Clearly, I've never done this before, so all you DIY pedal-geeks need to give me some pointers!


----------



## flashPUNK (Feb 16, 2006)

I suggest you grind/sand the pedal down to the metal - leaving it a bit rough, so the paint has something to grab onto (what I didn't do the first time I did it 

If you want a glossy finish, clear coat it a couple times..

I know for a fact that you can find quite a bit information about painting enclosures on the BYOC Forum..

Good luck, let me know how it turns out!


----------



## Guest (Feb 25, 2009)

Check out Beavis Audio's Box-In-A-Day recipe: http://beavisaudio.com/techpages/boxinaday.html

Here's a neat alternative to water slide decals: http://www.diystompboxes.com/smfforum/index.php?topic=71307.0


----------



## hollowbody (Jan 15, 2008)

Awesome, thanks guys! I found some stuff on this TGP thread as well.

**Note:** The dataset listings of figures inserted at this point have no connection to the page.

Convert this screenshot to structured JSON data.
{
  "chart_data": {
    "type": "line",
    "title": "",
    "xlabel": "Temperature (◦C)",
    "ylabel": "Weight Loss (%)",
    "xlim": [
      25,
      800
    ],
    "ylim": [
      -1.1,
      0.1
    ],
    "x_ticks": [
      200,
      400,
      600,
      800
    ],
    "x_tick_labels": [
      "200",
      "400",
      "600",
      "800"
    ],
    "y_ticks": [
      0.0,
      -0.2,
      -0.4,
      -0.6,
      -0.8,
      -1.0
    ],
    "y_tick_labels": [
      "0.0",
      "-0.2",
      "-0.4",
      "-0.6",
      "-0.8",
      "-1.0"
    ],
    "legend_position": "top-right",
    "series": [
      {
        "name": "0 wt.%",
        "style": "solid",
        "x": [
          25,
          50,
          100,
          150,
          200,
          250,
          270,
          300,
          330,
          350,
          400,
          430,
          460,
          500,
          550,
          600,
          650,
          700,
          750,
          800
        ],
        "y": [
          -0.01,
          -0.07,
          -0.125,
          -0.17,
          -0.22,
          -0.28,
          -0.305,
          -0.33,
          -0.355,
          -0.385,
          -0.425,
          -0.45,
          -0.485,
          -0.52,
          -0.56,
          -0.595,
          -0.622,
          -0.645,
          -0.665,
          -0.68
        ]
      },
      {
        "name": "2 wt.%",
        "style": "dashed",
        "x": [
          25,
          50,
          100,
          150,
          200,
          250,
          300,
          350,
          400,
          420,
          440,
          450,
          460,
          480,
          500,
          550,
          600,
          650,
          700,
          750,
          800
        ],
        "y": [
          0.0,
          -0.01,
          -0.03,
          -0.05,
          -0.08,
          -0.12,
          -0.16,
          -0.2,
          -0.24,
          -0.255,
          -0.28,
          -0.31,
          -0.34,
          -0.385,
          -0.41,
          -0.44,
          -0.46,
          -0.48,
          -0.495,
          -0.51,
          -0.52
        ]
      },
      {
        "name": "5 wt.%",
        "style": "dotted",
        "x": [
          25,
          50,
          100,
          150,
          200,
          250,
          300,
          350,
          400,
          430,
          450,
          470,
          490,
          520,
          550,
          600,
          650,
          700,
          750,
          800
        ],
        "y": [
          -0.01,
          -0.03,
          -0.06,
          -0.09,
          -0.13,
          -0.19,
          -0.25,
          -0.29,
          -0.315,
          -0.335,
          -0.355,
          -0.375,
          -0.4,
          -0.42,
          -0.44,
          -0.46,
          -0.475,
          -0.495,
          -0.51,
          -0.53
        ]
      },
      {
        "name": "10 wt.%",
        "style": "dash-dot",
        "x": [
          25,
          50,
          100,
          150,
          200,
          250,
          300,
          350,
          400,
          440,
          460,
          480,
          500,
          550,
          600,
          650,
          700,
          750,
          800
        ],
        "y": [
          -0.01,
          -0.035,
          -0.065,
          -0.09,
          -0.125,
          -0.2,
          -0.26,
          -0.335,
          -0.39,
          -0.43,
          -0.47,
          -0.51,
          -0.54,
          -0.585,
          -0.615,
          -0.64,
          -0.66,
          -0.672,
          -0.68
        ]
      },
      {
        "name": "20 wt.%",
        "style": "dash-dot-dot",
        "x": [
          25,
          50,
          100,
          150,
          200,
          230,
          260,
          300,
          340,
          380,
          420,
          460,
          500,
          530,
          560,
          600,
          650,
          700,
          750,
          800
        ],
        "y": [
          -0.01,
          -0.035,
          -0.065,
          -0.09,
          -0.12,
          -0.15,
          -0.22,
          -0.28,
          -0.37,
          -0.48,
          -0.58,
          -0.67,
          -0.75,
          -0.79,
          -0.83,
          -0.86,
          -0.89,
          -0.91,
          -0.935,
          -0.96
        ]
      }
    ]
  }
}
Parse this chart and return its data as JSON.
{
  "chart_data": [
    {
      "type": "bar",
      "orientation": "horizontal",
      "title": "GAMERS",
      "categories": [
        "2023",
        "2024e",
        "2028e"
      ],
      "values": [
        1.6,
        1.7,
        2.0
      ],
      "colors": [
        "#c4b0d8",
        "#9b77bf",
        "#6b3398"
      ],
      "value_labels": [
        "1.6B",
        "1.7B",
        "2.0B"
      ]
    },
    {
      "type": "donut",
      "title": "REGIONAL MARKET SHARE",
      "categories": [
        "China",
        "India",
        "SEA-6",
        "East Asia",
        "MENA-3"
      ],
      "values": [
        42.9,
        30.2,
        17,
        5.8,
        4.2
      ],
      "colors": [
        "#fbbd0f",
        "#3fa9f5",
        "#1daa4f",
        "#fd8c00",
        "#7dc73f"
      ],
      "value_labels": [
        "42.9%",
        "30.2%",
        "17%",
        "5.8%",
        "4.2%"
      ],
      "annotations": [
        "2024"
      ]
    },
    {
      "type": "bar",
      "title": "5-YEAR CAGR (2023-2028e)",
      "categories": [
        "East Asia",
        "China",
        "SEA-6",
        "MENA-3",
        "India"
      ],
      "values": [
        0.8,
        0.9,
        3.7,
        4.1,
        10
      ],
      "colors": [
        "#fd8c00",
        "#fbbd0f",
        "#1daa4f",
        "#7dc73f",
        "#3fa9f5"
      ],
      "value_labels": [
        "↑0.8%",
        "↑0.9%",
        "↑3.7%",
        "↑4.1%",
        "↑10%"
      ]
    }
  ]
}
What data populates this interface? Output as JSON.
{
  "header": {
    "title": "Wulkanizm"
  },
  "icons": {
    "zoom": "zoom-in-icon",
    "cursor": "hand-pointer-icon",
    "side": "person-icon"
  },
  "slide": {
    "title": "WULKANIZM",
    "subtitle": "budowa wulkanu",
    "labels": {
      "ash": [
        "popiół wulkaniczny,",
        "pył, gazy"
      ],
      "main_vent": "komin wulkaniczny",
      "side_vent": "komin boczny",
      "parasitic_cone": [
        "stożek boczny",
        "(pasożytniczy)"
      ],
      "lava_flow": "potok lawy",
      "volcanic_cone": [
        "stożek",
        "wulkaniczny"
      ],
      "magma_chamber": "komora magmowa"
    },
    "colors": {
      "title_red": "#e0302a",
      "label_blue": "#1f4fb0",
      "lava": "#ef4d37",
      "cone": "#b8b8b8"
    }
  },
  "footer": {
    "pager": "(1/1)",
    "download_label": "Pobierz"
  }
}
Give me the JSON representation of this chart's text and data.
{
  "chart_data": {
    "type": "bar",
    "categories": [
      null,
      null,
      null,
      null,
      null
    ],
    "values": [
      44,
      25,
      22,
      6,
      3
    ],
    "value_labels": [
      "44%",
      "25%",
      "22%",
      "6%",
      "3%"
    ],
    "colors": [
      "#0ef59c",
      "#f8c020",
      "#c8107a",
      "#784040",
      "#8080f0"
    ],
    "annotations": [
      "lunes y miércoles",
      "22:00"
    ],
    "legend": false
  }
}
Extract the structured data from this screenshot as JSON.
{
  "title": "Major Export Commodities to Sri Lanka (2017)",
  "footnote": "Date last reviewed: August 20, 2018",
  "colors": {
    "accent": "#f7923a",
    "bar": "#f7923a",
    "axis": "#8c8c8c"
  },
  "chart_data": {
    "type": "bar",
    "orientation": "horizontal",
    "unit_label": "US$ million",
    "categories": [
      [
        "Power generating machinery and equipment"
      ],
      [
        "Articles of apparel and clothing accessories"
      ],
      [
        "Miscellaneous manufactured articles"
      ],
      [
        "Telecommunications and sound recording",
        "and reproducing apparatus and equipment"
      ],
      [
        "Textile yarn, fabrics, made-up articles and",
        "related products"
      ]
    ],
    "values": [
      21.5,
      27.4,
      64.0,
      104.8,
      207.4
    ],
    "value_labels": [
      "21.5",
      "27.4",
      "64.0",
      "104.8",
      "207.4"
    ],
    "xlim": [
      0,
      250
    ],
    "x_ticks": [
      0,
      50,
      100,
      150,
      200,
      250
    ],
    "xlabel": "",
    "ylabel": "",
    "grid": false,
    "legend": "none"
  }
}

Mike, I will definitely keep you updated about how it turns out.


----------



## allthumbs56 (Jul 24, 2006)

I used an auto paint (trans blue) and a clear coat when I made the last one. I got waterslide decal paper at the local hobby store. Just make sure that you build up the clear over the decals in multiple thin coats. I also used my oven on low to "bake" between coats.

The secret ingredient is patience .............


----------



## Diablo (Dec 20, 2007)

I think powdercoating would be cool... more work but more durable than just about any paint.


----------



## hollowbody (Jan 15, 2008)

So far I've sanded off the paint using emery cloth and a good measure of elbow grease. There's a few spots around knobs and jacks and stuff where there's a wee little bit of paint left, but I don't want to gut the pedal to do this, so I'm thinking of just taping off the jacks and pots (once the knobs are off) and spraying it. I'm waiting for the weather to warm up a bit so I can do this outside so my gf and my cat don't complain. I'll post some pics of the sanded down pedal tonight. It looks pretty cool, and I would have maybe kept it that way if I didn't have a bitchin' cool idea for painting the pedal.


----------



## hollowbody (Jan 15, 2008)

Here's a pic of it sanded down mostly.


----------



## Powdered Toast Man (Apr 6, 2006)

I'd take the guts out if I was you - you'll make it WAAAY easier on yourself. All you literally have to do is undo the nuts around the pots, jacks, and switch and it should pretty much just drop out.


----------



## hollowbody (Jan 15, 2008)

I wanted to do that but I'm not sure what to do with removing the bezel and dc jack. I haven't inspected those completely and I don't want to have to desolder and resolder them unless I really, really have to.

If it's easy to do, then I would definitely go for it, but I know literally nothing about putting pedals together, so I'm not sure what to do when it comes to the LED bezel and the power input.


----------